The message of ABC’s segment was simple (as befits a word count of 410): Clinton and Gates are “saying things no one else has said and doing things that no one else has done.” With money and star power, “They are doing everything.”
It’s not necessary to begrudge credit to those who use their wealth and fame for good in order to be troubled by the tone and implications of the report. But ABC’s love letter to “the two Bills” also ill-served the issue by omitting relevant information.
It’s one thing, for example, to salute Gates for bucking official resistance to back “immediate and controversial” prevention strategies like needle exchange programs, gels and creams women can use to block infection, and encouraging condom use. But can you really describe these as areas “where many governments dare not tread,” without noting that the United States is by far the most influential foot-dragger? From its insistence that 33 percent of global HIV-prevention dollars go toward much-criticized abstinence-only programs, to its refusal to fund groups unless they pledge to oppose commercial sex work, the Bush administration’s promotion of conservative ideology over medical science is notorious, and central to the story.

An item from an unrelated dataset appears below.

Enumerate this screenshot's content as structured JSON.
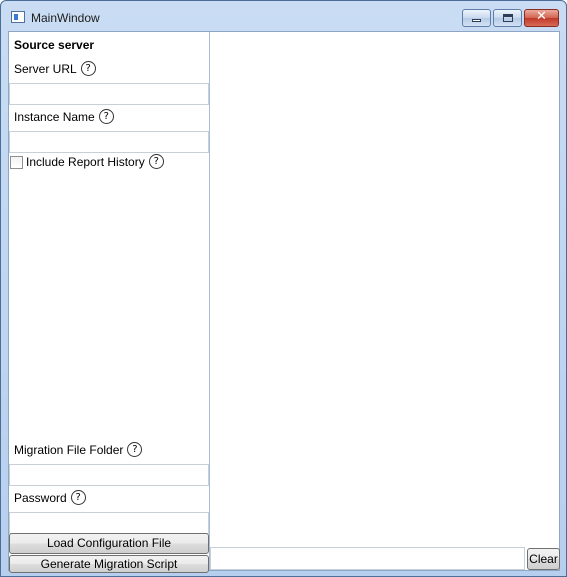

Then there’s the portrayal of Clinton, presented as employing his “connections and communications skills” to help “underdeveloped countries buy drugs more cheaply.” Was there no room to acknowledge that while president, Clinton used his “connections” to defend at every turn drug companies’ ability to restrict access to life-saving drugs, including fighting the efforts of countries like South Africa to legally provide generic equivalents? (See “Gore, AIDS and Greed,” Extra!, 9-10/99.)

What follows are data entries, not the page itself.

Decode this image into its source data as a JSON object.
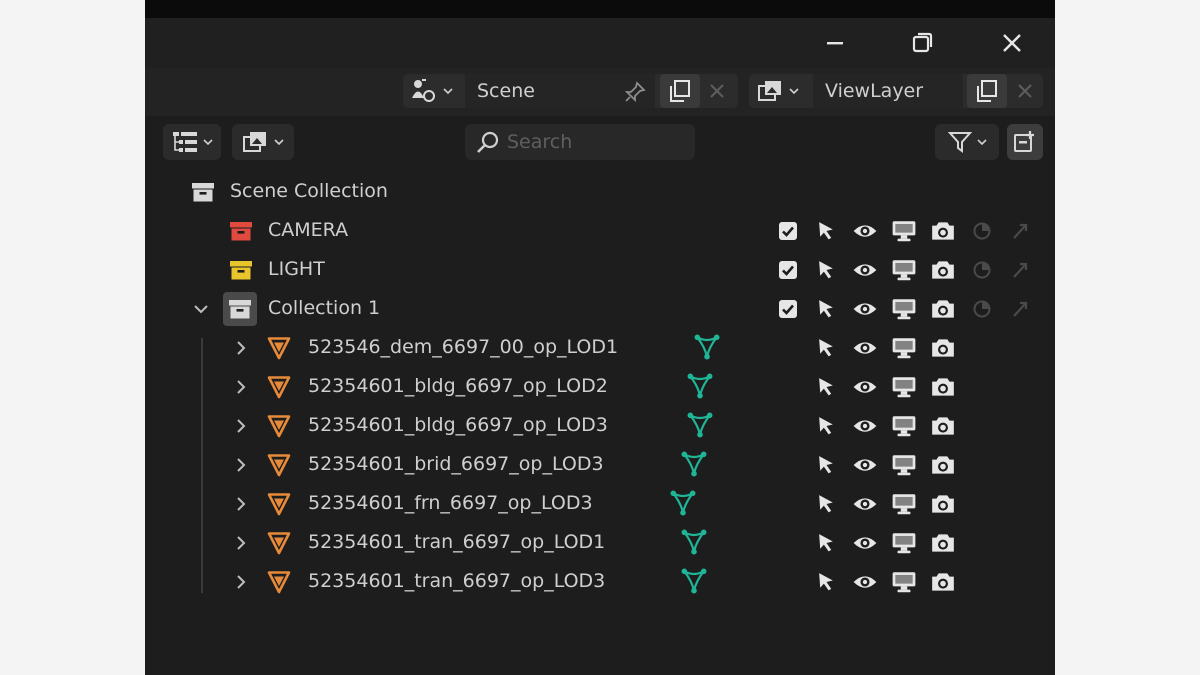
{
  "header": {
    "scene_label": "Scene",
    "view_layer_label": "ViewLayer"
  },
  "toolbar": {
    "search_placeholder": "Search"
  },
  "colors": {
    "camera_collection": "#e04a3f",
    "light_collection": "#e8c52d",
    "object_orange": "#e78a3a",
    "geometry_nodes_teal": "#1fb597"
  },
  "outliner": {
    "scene_collection": "Scene Collection",
    "collections": [
      {
        "name": "CAMERA",
        "color_tag": "red"
      },
      {
        "name": "LIGHT",
        "color_tag": "yellow"
      },
      {
        "name": "Collection 1",
        "color_tag": "none",
        "expanded": true
      }
    ],
    "objects": [
      {
        "name": "523546_dem_6697_00_op_LOD1"
      },
      {
        "name": "52354601_bldg_6697_op_LOD2"
      },
      {
        "name": "52354601_bldg_6697_op_LOD3"
      },
      {
        "name": "52354601_brid_6697_op_LOD3"
      },
      {
        "name": "52354601_frn_6697_op_LOD3"
      },
      {
        "name": "52354601_tran_6697_op_LOD1"
      },
      {
        "name": "52354601_tran_6697_op_LOD3"
      }
    ]
  }
}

ABC isn’t alone in this re-imagining of Bill Clinton. The New York Times’ August 29 profile of the ex-president had him conceding “that his administration fought too long to protect the patent rights of pharmaceutical companies against countries trying to make or import cheaper AIDS medicines,” with no further elaboration or clarification.
As Dean Baker pointed out on his blog Beat the Press (8/29/06), such a description fails by a long shot to convey the actual effect of Clinton’s allowing big pharmaceutical companies to shape trade policy in their interest, “in some cases raising the price of AIDS drugs by several thousand percent.”
The Clinton White House had the endorsement of the mainstream press corps in these efforts, it’s worth noting. The Washington Post (6/24/99) helpfully explained that, while poor countries may “chafe” at being denied life-saving medicines, denying drug companies profits means they “won’t look for new drugs and everyone will suffer, Americans and foreigners alike.” So perhaps rewriting Clinton’s record on AIDS helps media forget their own.
ABC’s placing “two Bills on a bold crusade” at the center of the story might be merely galling, given that there are thousands of people who have dedicated their lives to fighting the pandemic at far greater personal cost and nothing like the acclaim. (When ABC credits Gates with “unprecedented focus” on preventing the disease, the phrase “for a rich guy” seems to be implicit.)
But when that celebrity spotlight pushes important history and political context out of the story, the approach becomes more worrisome. And that, one imagines, is exactly what the activists were complaining about.